In the last topic (2.8) you learned about scattering of light by the air, and how it paints the sky blue and the sunset red. There, the particles were single air molecules, far too small to see, and the result was a colour spread across the whole sky. This topic zooms in on a close cousin: scattering by slightly bigger suspended particles — dust, smoke, fog droplets, milk drops — that you can actually watch happen, because it lights up the path of a beam right in front of you. Same family (scattering), but here the headline is not "what colour is the sky" — it is "why can I see this beam at all?"
1. Present the physical scene
Picture this. It is afternoon, and you are inside a room with the doors shut and one small gap in a window shutter. A thin beam of sunlight slips through that gap. Look at it: you can see the whole beam hanging in the air, a bright bar of light from the window all the way to the floor. Tiny specks seem to dance inside it.
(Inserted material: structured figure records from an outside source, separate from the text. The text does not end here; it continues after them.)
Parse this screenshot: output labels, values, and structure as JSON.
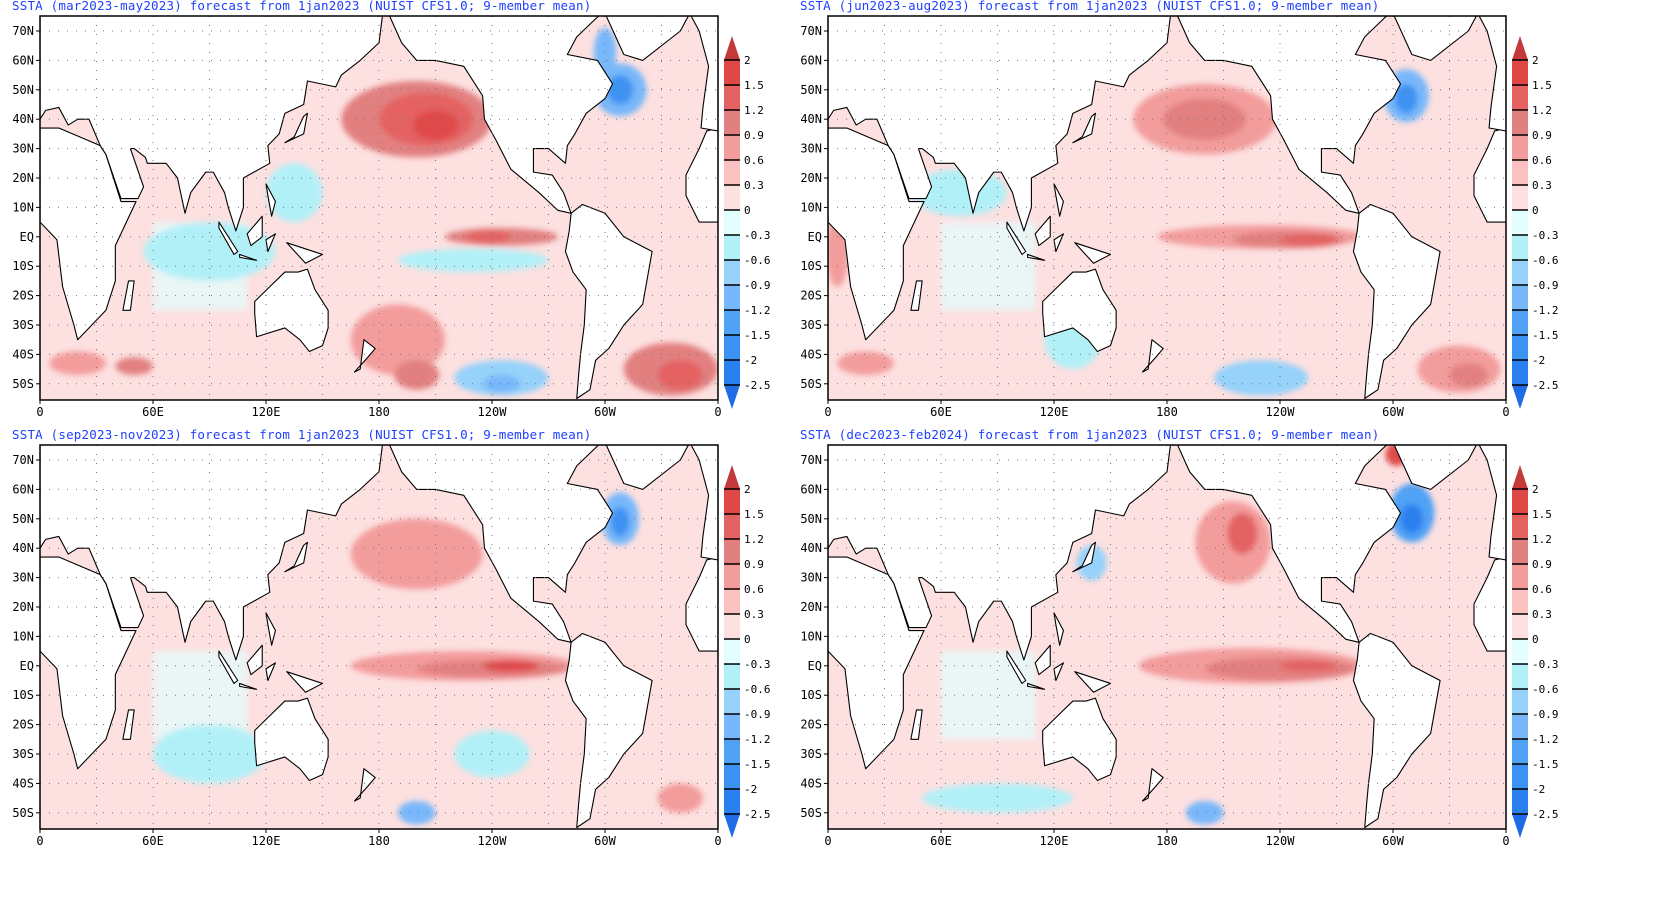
{
  "colorbar": {
    "labels": [
      "2",
      "1.5",
      "1.2",
      "0.9",
      "0.6",
      "0.3",
      "0",
      "-0.3",
      "-0.6",
      "-0.9",
      "-1.2",
      "-1.5",
      "-2",
      "-2.5"
    ],
    "levels": [
      2,
      1.5,
      1.2,
      0.9,
      0.6,
      0.3,
      0,
      -0.3,
      -0.6,
      -0.9,
      -1.2,
      -1.5,
      -2,
      -2.5
    ],
    "colors": [
      "#c43a3a",
      "#e04848",
      "#e46262",
      "#e28080",
      "#f39c9c",
      "#fbc0c0",
      "#fde0e0",
      "#e2fefe",
      "#b2f0f8",
      "#96d2fa",
      "#78b8fa",
      "#50a2f5",
      "#3c92f2",
      "#2a80ee",
      "#1e6ce6"
    ]
  },
  "axes": {
    "lat_labels": [
      "70N",
      "60N",
      "50N",
      "40N",
      "30N",
      "20N",
      "10N",
      "EQ",
      "10S",
      "20S",
      "30S",
      "40S",
      "50S"
    ],
    "lat_values": [
      70,
      60,
      50,
      40,
      30,
      20,
      10,
      0,
      -10,
      -20,
      -30,
      -40,
      -50
    ],
    "lon_labels": [
      "0",
      "60E",
      "120E",
      "180",
      "120W",
      "60W",
      "0"
    ],
    "lon_values": [
      0,
      60,
      120,
      180,
      240,
      300,
      360
    ]
  },
  "panels": [
    {
      "title": "SSTA (mar2023-may2023) forecast from 1jan2023 (NUIST CFS1.0; 9-member mean)",
      "anomalies": [
        {
          "lon": 200,
          "lat": 40,
          "rx": 40,
          "ry": 13,
          "v": 0.9
        },
        {
          "lon": 205,
          "lat": 40,
          "rx": 25,
          "ry": 9,
          "v": 1.2
        },
        {
          "lon": 210,
          "lat": 38,
          "rx": 12,
          "ry": 5,
          "v": 1.5
        },
        {
          "lon": 308,
          "lat": 50,
          "rx": 14,
          "ry": 9,
          "v": -0.9
        },
        {
          "lon": 308,
          "lat": 50,
          "rx": 7,
          "ry": 5,
          "v": -1.5
        },
        {
          "lon": 300,
          "lat": 63,
          "rx": 6,
          "ry": 8,
          "v": -0.9
        },
        {
          "lon": 245,
          "lat": 0,
          "rx": 30,
          "ry": 3,
          "v": 0.9
        },
        {
          "lon": 238,
          "lat": 0,
          "rx": 12,
          "ry": 2,
          "v": 1.2
        },
        {
          "lon": 230,
          "lat": -8,
          "rx": 40,
          "ry": 4,
          "v": -0.3
        },
        {
          "lon": 90,
          "lat": -5,
          "rx": 35,
          "ry": 10,
          "v": -0.3
        },
        {
          "lon": 135,
          "lat": 15,
          "rx": 15,
          "ry": 10,
          "v": -0.3
        },
        {
          "lon": 190,
          "lat": -35,
          "rx": 25,
          "ry": 12,
          "v": 0.6
        },
        {
          "lon": 200,
          "lat": -47,
          "rx": 12,
          "ry": 5,
          "v": 0.9
        },
        {
          "lon": 335,
          "lat": -45,
          "rx": 25,
          "ry": 9,
          "v": 0.9
        },
        {
          "lon": 340,
          "lat": -47,
          "rx": 12,
          "ry": 5,
          "v": 1.2
        },
        {
          "lon": 245,
          "lat": -48,
          "rx": 25,
          "ry": 6,
          "v": -0.6
        },
        {
          "lon": 245,
          "lat": -50,
          "rx": 10,
          "ry": 3,
          "v": -0.9
        },
        {
          "lon": 20,
          "lat": -43,
          "rx": 15,
          "ry": 4,
          "v": 0.6
        },
        {
          "lon": 50,
          "lat": -44,
          "rx": 10,
          "ry": 3,
          "v": 0.9
        }
      ]
    },
    {
      "title": "SSTA (jun2023-aug2023) forecast from 1jan2023 (NUIST CFS1.0; 9-member mean)",
      "anomalies": [
        {
          "lon": 200,
          "lat": 40,
          "rx": 38,
          "ry": 12,
          "v": 0.6
        },
        {
          "lon": 200,
          "lat": 40,
          "rx": 22,
          "ry": 7,
          "v": 0.9
        },
        {
          "lon": 307,
          "lat": 48,
          "rx": 12,
          "ry": 9,
          "v": -0.9
        },
        {
          "lon": 307,
          "lat": 47,
          "rx": 6,
          "ry": 5,
          "v": -1.5
        },
        {
          "lon": 230,
          "lat": 0,
          "rx": 55,
          "ry": 4,
          "v": 0.6
        },
        {
          "lon": 245,
          "lat": -1,
          "rx": 30,
          "ry": 3,
          "v": 0.9
        },
        {
          "lon": 255,
          "lat": -1,
          "rx": 15,
          "ry": 2,
          "v": 1.2
        },
        {
          "lon": 70,
          "lat": 15,
          "rx": 25,
          "ry": 8,
          "v": -0.3
        },
        {
          "lon": 130,
          "lat": -35,
          "rx": 15,
          "ry": 10,
          "v": -0.3
        },
        {
          "lon": 230,
          "lat": -48,
          "rx": 25,
          "ry": 6,
          "v": -0.6
        },
        {
          "lon": 335,
          "lat": -45,
          "rx": 22,
          "ry": 8,
          "v": 0.6
        },
        {
          "lon": 340,
          "lat": -47,
          "rx": 10,
          "ry": 4,
          "v": 0.9
        },
        {
          "lon": 20,
          "lat": -43,
          "rx": 15,
          "ry": 4,
          "v": 0.6
        },
        {
          "lon": 5,
          "lat": -5,
          "rx": 6,
          "ry": 12,
          "v": 0.6
        }
      ]
    },
    {
      "title": "SSTA (sep2023-nov2023) forecast from 1jan2023 (NUIST CFS1.0; 9-member mean)",
      "anomalies": [
        {
          "lon": 200,
          "lat": 38,
          "rx": 35,
          "ry": 12,
          "v": 0.6
        },
        {
          "lon": 308,
          "lat": 50,
          "rx": 10,
          "ry": 9,
          "v": -0.9
        },
        {
          "lon": 308,
          "lat": 49,
          "rx": 5,
          "ry": 5,
          "v": -1.5
        },
        {
          "lon": 225,
          "lat": 0,
          "rx": 60,
          "ry": 5,
          "v": 0.6
        },
        {
          "lon": 240,
          "lat": -1,
          "rx": 40,
          "ry": 3,
          "v": 0.9
        },
        {
          "lon": 250,
          "lat": 0,
          "rx": 15,
          "ry": 2,
          "v": 1.5
        },
        {
          "lon": 90,
          "lat": -30,
          "rx": 30,
          "ry": 10,
          "v": -0.3
        },
        {
          "lon": 200,
          "lat": -50,
          "rx": 10,
          "ry": 4,
          "v": -0.9
        },
        {
          "lon": 240,
          "lat": -30,
          "rx": 20,
          "ry": 8,
          "v": -0.3
        },
        {
          "lon": 340,
          "lat": -45,
          "rx": 12,
          "ry": 5,
          "v": 0.6
        }
      ]
    },
    {
      "title": "SSTA (dec2023-feb2024) forecast from 1jan2023 (NUIST CFS1.0; 9-member mean)",
      "anomalies": [
        {
          "lon": 215,
          "lat": 42,
          "rx": 20,
          "ry": 14,
          "v": 0.6
        },
        {
          "lon": 220,
          "lat": 45,
          "rx": 8,
          "ry": 7,
          "v": 1.2
        },
        {
          "lon": 310,
          "lat": 52,
          "rx": 12,
          "ry": 10,
          "v": -1.2
        },
        {
          "lon": 310,
          "lat": 50,
          "rx": 6,
          "ry": 5,
          "v": -2
        },
        {
          "lon": 302,
          "lat": 72,
          "rx": 6,
          "ry": 4,
          "v": 1.5
        },
        {
          "lon": 140,
          "lat": 35,
          "rx": 8,
          "ry": 6,
          "v": -0.6
        },
        {
          "lon": 225,
          "lat": 0,
          "rx": 60,
          "ry": 6,
          "v": 0.6
        },
        {
          "lon": 240,
          "lat": -1,
          "rx": 40,
          "ry": 4,
          "v": 0.9
        },
        {
          "lon": 255,
          "lat": 0,
          "rx": 15,
          "ry": 2,
          "v": 1.2
        },
        {
          "lon": 90,
          "lat": -45,
          "rx": 40,
          "ry": 5,
          "v": -0.3
        },
        {
          "lon": 200,
          "lat": -50,
          "rx": 10,
          "ry": 4,
          "v": -0.9
        }
      ]
    }
  ]
}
Now picture a completely different room — imagine the air is perfectly clean, no dust at all. The same beam of sunlight comes through the same gap. But now you cannot see the beam in the air. You only see the bright patch where it lands on the floor. The light is clearly there — it reaches the floor — but the air in between looks empty.
Stop scrolling. Try it in your head before reading on. In both rooms the same beam of light is travelling through the air to the same floor. In the dusty room you see the whole beam glowing; in the clean room you see only the spot it lands on. The light is the same. So what is the air doing in the dusty room that the clean room cannot do?
(Answer: the dusty room's air is full of tiny floating particles — specks of dust, smoke, fine droplets. As the beam passes, these particles scatter some of its light sideways — throw it off in all directions — and a little of that sideways-thrown light travels to your eye. So light now reaches your eye from every point along the beam, and you see the beam's whole path glowing. Clean air has almost no such particles, so nothing throws the light sideways to your eye, and the beam stays invisible. The particles are what make the beam visible.)
You can now name the scene we are about to explain: a beam of light becomes visible only when the medium it passes through holds tiny suspended particles that scatter its light sideways to your eye.